While society nowadays is constantly reassuring us that everyone is beautiful in their own way, conventional beauty standards are still proving to dominate our way of thinking. It’s true that the majority of the time your first impression of someone is their appearance, but we still like to believe that people go places because of their effort, talent, and ambition. However, a study in The Times has revealed that attractive female students received lower marks when teaching was moved online during the Covid-19 pandemic. So the real question is: is success sometimes simply superficial?
Conducted by Adrian Mehic, a post-doctoral researcher at Lund University, the study analysed the scores of 300 male and female engineering students in Sweden before and after classes were administered remotely during the wave of Covid. A panel of more than 70 individual participants were asked to grade the attractiveness of each student based on photographs of their faces, with the study concluding that there was a significant decline in average grades among female students in what can be considered as “qualitative” courses, where the teachers and students were more likely to interact.

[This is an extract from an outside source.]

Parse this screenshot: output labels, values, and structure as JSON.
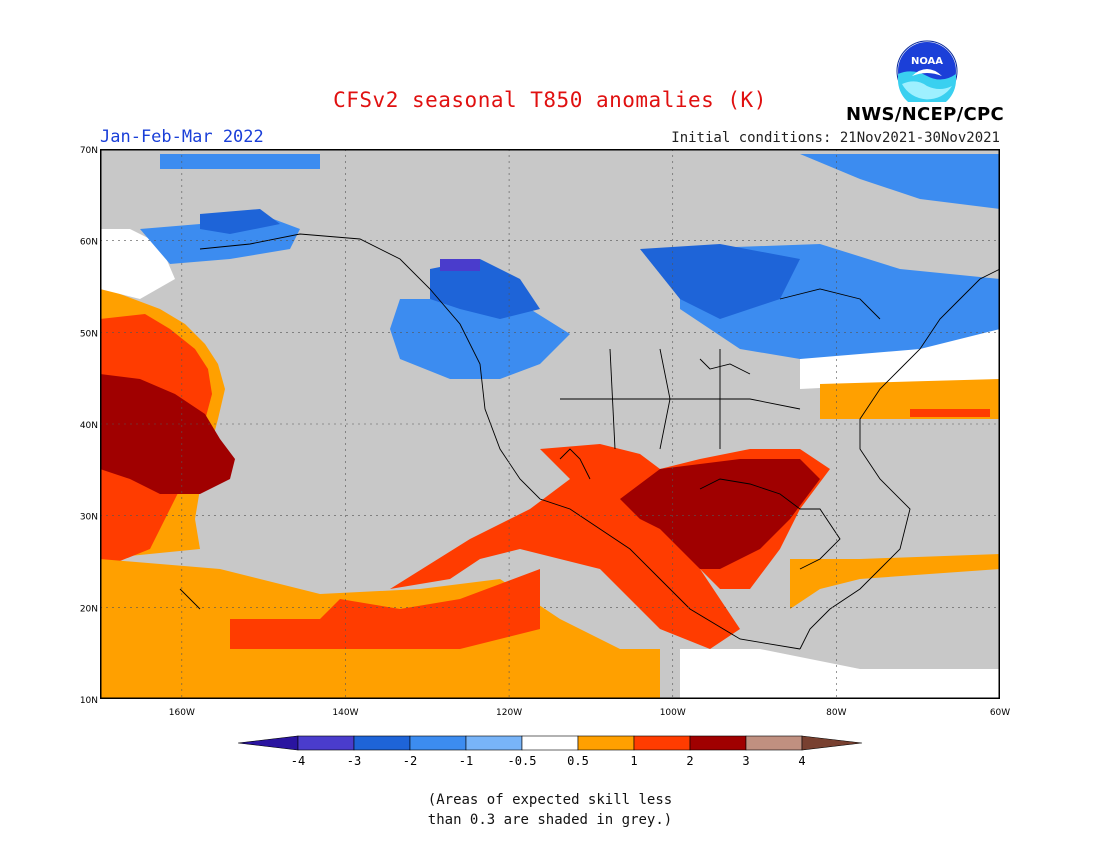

These are classes like business and economics, where exams and coursework is graded subjectively, however in “quantitative” courses, such as maths and physics, where answers are normally correct or incorrect, the same trend was not visible.
While the results have generated a lot of discussion, in reality, they are not particularly surprising considering that attractive people are known to have higher salaries and benefits in the workplace. A University of Wisconsin study last year even found that attractive people make up to nine per cent more money than their peers.

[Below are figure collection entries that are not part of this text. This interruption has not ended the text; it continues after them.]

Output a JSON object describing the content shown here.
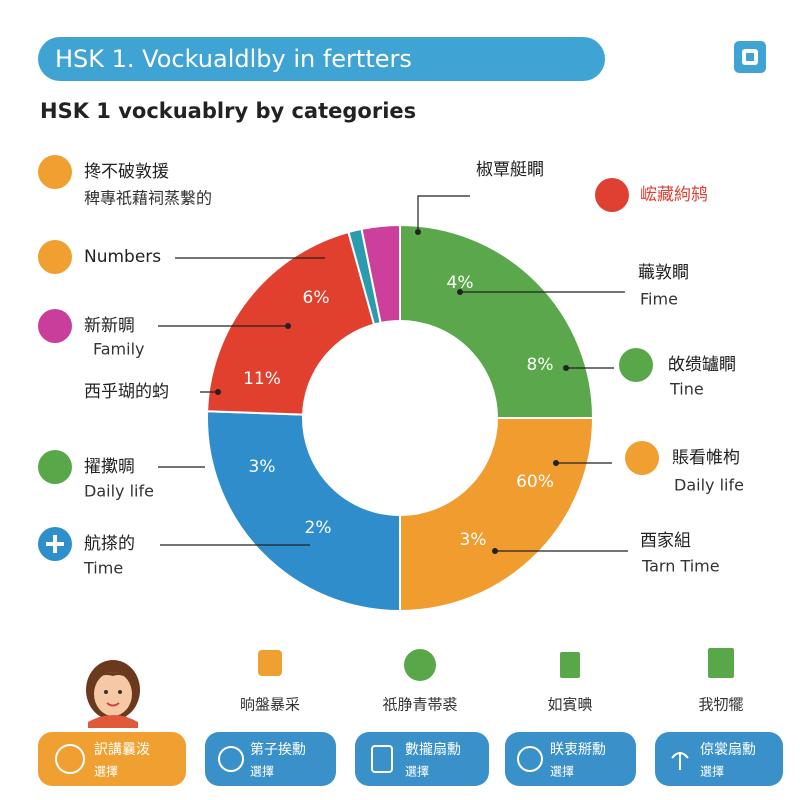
{
  "header": {
    "title": "HSK 1. Vockualdlby in fertters",
    "subtitle": "HSK 1 vockuablry by categories"
  },
  "donut": {
    "labels": [
      "4%",
      "8%",
      "60%",
      "3%",
      "2%",
      "3%",
      "11%",
      "6%"
    ],
    "top_label": "椒覃艇瞷"
  },
  "left_items": [
    {
      "title": "搀不破敦援",
      "subtitle": "稗專祇藉祠蒸繫的"
    },
    {
      "title": "Numbers"
    },
    {
      "title": "新新晭",
      "subtitle": "Family"
    },
    {
      "title": "西乎瑚的蚐"
    },
    {
      "title": "擢擹晭",
      "subtitle": "Daily life"
    },
    {
      "title": "航搽的",
      "subtitle": "Time"
    }
  ],
  "right_items": [
    {
      "title": "峵藏絇鸫"
    },
    {
      "title": "蘵敦瞷",
      "subtitle": "Fime"
    },
    {
      "title": "敀缋罏瞷",
      "subtitle": "Tine"
    },
    {
      "title": "賬看帷枸",
      "subtitle": "Daily life"
    },
    {
      "title": "酉家組",
      "subtitle": "Tarn Time"
    }
  ],
  "icons_row": [
    "晌盤暴采",
    "祇㬹青帯裘",
    "如賓晪",
    "我牣犤"
  ],
  "buttons": [
    {
      "line1": "訳講曩泼",
      "line2": "選擇"
    },
    {
      "line1": "第子挨勳",
      "line2": "選擇"
    },
    {
      "line1": "數攏扇勳",
      "line2": "選擇"
    },
    {
      "line1": "眹衷掰勳",
      "line2": "選擇"
    },
    {
      "line1": "倞裳扇勳",
      "line2": "選擇"
    }
  ]
}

But the beauty doesn’t even have to be natural. The reasons why people wear makeup nowadays are different from the reasons people put on makeup in the past, and these will keep changing. Studies have shown that makeup positively affects one’s attractiveness, competence and likeability but not trustworthiness, as people with excessive makeup are more likely to be judged and labelled as untrustworthy. It’s a double-edged sword.

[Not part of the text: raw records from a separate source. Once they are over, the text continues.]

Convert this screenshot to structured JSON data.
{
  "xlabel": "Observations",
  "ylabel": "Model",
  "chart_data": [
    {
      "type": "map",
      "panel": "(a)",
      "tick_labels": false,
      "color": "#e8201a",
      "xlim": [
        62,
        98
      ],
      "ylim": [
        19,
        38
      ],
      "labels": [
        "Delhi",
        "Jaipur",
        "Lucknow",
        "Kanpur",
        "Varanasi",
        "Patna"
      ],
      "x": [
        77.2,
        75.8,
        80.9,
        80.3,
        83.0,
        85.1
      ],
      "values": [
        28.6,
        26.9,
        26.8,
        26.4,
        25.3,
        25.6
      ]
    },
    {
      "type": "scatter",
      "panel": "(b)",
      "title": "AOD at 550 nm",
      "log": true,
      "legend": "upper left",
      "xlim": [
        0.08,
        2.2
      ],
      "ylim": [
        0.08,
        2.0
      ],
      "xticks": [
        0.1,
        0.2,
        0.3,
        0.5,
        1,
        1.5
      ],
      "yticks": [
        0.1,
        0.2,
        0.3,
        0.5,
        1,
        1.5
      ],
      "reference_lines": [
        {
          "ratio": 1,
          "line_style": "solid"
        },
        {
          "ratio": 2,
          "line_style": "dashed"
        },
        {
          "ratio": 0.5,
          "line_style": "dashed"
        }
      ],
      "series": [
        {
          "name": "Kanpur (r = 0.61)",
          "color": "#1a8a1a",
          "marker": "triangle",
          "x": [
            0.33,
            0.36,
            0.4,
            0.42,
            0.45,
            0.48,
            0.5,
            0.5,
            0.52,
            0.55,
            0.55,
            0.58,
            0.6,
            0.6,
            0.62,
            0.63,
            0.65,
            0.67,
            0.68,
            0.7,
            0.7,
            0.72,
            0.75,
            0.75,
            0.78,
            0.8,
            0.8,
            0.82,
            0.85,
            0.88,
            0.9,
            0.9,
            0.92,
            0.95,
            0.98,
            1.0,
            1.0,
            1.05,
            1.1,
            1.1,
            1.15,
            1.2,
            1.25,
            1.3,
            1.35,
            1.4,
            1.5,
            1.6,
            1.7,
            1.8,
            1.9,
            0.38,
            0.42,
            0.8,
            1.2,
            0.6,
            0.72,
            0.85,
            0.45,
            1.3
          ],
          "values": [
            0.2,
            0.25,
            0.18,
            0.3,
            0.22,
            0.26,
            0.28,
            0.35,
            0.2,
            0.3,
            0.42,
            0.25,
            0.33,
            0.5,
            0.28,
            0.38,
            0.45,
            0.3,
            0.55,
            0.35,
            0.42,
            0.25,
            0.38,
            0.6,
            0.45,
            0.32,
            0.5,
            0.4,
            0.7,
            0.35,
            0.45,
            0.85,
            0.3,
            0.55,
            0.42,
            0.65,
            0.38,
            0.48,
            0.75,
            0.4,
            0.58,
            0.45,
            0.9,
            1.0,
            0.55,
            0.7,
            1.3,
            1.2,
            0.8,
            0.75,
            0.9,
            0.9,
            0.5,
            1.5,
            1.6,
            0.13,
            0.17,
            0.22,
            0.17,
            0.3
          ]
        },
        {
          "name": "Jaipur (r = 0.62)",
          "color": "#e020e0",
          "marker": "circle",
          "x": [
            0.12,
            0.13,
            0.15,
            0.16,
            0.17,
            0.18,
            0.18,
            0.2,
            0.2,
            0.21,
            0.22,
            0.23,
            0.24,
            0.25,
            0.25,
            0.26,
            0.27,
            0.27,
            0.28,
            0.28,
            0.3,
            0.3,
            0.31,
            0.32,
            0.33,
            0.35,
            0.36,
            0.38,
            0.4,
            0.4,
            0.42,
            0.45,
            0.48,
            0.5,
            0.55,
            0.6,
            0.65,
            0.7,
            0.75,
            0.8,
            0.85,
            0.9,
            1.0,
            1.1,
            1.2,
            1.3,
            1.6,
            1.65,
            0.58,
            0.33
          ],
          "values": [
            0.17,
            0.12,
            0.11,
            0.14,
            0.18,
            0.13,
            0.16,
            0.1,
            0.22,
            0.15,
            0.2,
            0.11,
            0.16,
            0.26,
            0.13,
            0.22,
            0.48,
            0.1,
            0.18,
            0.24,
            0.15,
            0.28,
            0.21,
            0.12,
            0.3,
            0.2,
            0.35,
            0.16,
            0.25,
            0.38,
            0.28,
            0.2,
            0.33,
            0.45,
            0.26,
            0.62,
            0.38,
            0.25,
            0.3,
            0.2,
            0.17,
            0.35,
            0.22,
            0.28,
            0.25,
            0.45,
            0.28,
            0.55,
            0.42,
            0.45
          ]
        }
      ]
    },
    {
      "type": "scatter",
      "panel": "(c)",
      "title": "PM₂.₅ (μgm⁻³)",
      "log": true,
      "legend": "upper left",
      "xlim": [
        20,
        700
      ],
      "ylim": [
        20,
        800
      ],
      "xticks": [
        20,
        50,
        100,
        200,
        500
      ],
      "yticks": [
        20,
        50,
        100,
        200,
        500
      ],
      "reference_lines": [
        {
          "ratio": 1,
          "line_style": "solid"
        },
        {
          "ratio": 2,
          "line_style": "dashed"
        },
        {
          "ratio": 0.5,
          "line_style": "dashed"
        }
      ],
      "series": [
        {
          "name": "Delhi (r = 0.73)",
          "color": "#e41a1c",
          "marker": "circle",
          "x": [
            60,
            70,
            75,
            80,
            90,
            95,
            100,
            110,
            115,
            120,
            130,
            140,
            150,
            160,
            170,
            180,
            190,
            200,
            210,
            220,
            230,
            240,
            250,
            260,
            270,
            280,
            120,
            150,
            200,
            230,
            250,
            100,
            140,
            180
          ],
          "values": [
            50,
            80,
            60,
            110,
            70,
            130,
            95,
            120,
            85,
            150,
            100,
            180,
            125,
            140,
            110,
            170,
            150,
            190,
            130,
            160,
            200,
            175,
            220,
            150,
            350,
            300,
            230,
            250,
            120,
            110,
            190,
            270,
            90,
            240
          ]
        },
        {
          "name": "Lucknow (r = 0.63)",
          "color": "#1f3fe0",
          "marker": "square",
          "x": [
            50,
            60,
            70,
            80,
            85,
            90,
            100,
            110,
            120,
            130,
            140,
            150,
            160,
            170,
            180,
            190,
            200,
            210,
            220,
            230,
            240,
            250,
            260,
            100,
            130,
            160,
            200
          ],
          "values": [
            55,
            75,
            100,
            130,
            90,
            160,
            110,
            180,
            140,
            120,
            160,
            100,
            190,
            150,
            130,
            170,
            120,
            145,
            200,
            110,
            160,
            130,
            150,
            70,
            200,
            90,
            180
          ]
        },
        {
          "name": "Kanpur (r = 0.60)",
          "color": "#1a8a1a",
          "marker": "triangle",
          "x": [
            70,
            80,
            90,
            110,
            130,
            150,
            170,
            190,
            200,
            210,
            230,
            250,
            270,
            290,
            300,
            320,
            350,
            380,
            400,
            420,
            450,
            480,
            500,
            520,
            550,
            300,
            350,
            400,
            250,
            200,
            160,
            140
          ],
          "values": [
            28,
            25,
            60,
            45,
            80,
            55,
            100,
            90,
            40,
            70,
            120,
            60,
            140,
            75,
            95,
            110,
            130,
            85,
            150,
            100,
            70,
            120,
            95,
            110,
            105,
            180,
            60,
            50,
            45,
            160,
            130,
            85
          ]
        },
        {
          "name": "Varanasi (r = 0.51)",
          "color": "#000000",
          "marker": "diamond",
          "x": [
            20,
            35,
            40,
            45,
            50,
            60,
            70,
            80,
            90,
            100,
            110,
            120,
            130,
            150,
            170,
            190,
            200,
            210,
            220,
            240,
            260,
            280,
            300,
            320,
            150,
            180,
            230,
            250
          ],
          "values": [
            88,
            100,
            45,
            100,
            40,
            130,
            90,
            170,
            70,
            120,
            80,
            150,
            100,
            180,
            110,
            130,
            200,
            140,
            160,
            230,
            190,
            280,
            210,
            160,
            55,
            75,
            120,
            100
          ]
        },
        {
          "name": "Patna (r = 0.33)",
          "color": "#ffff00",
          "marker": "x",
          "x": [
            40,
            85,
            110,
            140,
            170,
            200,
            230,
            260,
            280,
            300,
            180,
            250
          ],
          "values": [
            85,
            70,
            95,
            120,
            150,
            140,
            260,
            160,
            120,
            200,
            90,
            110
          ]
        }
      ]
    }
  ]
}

It comes down to the concept of lookism, an idea that society is very much trying to outgrow, yet for some reason, the wrath of physical appearance-based discrimination still appears to be inescapable. The beauty premium all stems from and revolves around the so-called “halo-effect”. There is a natural and subconscious attraction to those who radiate confidence. It’s like one big merry-go-round. Attractive people receive more attention and compliments, which improves their confidence and in turn, their personality comes through stronger, so the cycle continues. A lot of the time, these people have experienced this from a very young age, so years and years of confidence are giving them not only a psychological but academic and professional advantage.
Despite all the advantages of being conventionally physically attractive, it cannot be denied that societal stereotypes have caused us to doubt the intellectual ability of pretty people. We thought that we were reaching a stage where people were no longer choosing to rely solely on beauty even when in many cases they can but rather decided to focus on the academic side and studying for good grades. They want to have the brains to back them up for the time when their looks no longer suffice. They want layers to their personality so they’re not empty shells with no individual thoughts, ideas or opinions. Is this disparity in marking removing this drive for intelligence or are people more committed to their studies because of the rise in grades when assessments are marked subjectively?
It’s not just in the workplace and our professional lives that pretty privilege is a help or a hindrance. Whilst these people may have all the confidence in the world and an almost perfect appearance, that is only an exterior. Everyone has insecurities, only some people know how to mask them better than others. With the rise of influencers and social media platforms, such as Instagram and Tiktok, it is becoming more critical now than ever before to fight against lookism and pretty privilege in society, in order to protect the mental well-being of our future generation. We must realise that beauty is not only skin-deep but lies within and that just because someone meets societal beauty norms does not mean that they are perfect. So yes, while life might be slightly easier from the outside when you’re beautiful, it is not completely fair to anyone, no matter who you are.